Hydrotherapy, also commonly called water therapy or physiotherapy, is a form of alternative medicine involving the use of water to revitalize, restore, and maintain health. In most types of hydrotherapy treatments, water is either directly applied to the skin or the body is immerged into hot or cold water. Full bodies can be immerged in bathtubs or pools, or specific parts of the body can be partly immerged. Specifically, naturopathic hydrotherapy uses alternating applications of hot and cold water to increase blood flow and improve circulation.

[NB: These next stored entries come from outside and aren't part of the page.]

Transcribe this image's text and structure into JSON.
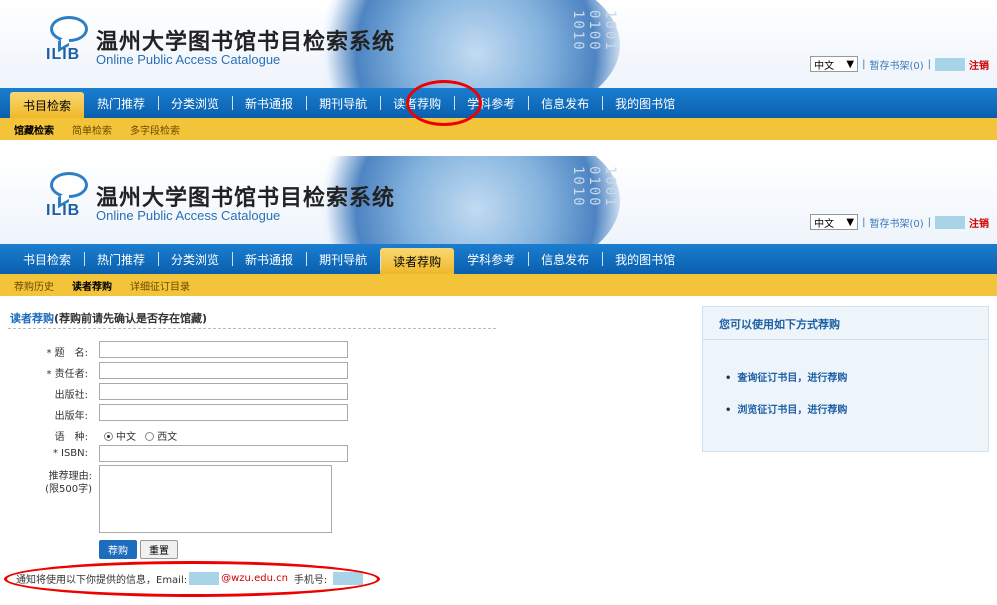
{
  "site": {
    "title": "温州大学图书馆书目检索系统",
    "subtitle": "Online Public Access Catalogue",
    "logo_text": "ILIB"
  },
  "toolbar": {
    "language": "中文",
    "cart": "暂存书架(0)",
    "separator": "|",
    "logout": "注销"
  },
  "nav": [
    "书目检索",
    "热门推荐",
    "分类浏览",
    "新书通报",
    "期刊导航",
    "读者荐购",
    "学科参考",
    "信息发布",
    "我的图书馆"
  ],
  "top": {
    "active_nav": "书目检索",
    "subnav": [
      "馆藏检索",
      "简单检索",
      "多字段检索"
    ]
  },
  "bottom": {
    "active_nav": "读者荐购",
    "subnav": [
      "荐购历史",
      "读者荐购",
      "详细征订目录"
    ]
  },
  "form": {
    "title_link": "读者荐购",
    "title_note": "(荐购前请先确认是否存在馆藏)",
    "labels": {
      "title": "* 题　名:",
      "author": "* 责任者:",
      "publisher": "出版社:",
      "year": "出版年:",
      "language": "语　种:",
      "isbn": "* ISBN:",
      "reason": "推荐理由:",
      "reason_limit": "(限500字)"
    },
    "language_options": [
      "中文",
      "西文"
    ],
    "language_selected": "中文",
    "submit": "荐购",
    "reset": "重置",
    "notice_prefix": "通知将使用以下你提供的信息，Email:",
    "email_domain": "@wzu.edu.cn",
    "phone_label": "手机号:"
  },
  "side": {
    "title": "您可以使用如下方式荐购",
    "links": [
      "查询征订书目，进行荐购",
      "浏览征订书目，进行荐购"
    ]
  },
  "colors": {
    "nav_blue": "#0a5fad",
    "subnav_yellow": "#f3c33a",
    "highlight_red": "#e00000"
  }
}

Hydrotherapy’s main rule of healing is rooted in the role that blood serves to the body. Blood runs to every cell, tissue, and organ in the human system and provides oxygen and nutrients to sustain the cells of the body. In addition, blood is the medium for detoxification, taking harmful toxins from cells and excreting it out through the urine. With application of hot and cold water treatments, the circulation of the blood and the proliferation of blood components is improved, thus making the body more efficient in restoring needed nutrients and oxygen areas of the body that needs healing.
Throughout history hydrotherapy has been universally adopted in many diverse cultures. From the Old Testament to the ancient Greeks, water has been used as a therapeutic agent and thought to have healing powers. In the early 1920s, President D. Roosevelt embraced the ancient practice as a main form of therapy to treat his polio and thus regained worldwide attention to hydrotherapy. Today, hydrotherapy is used in numerous alternative medicine institutions for the treatment of arthritis, depression, joint, muscle, and nerve problems, stress, and sleep disorders.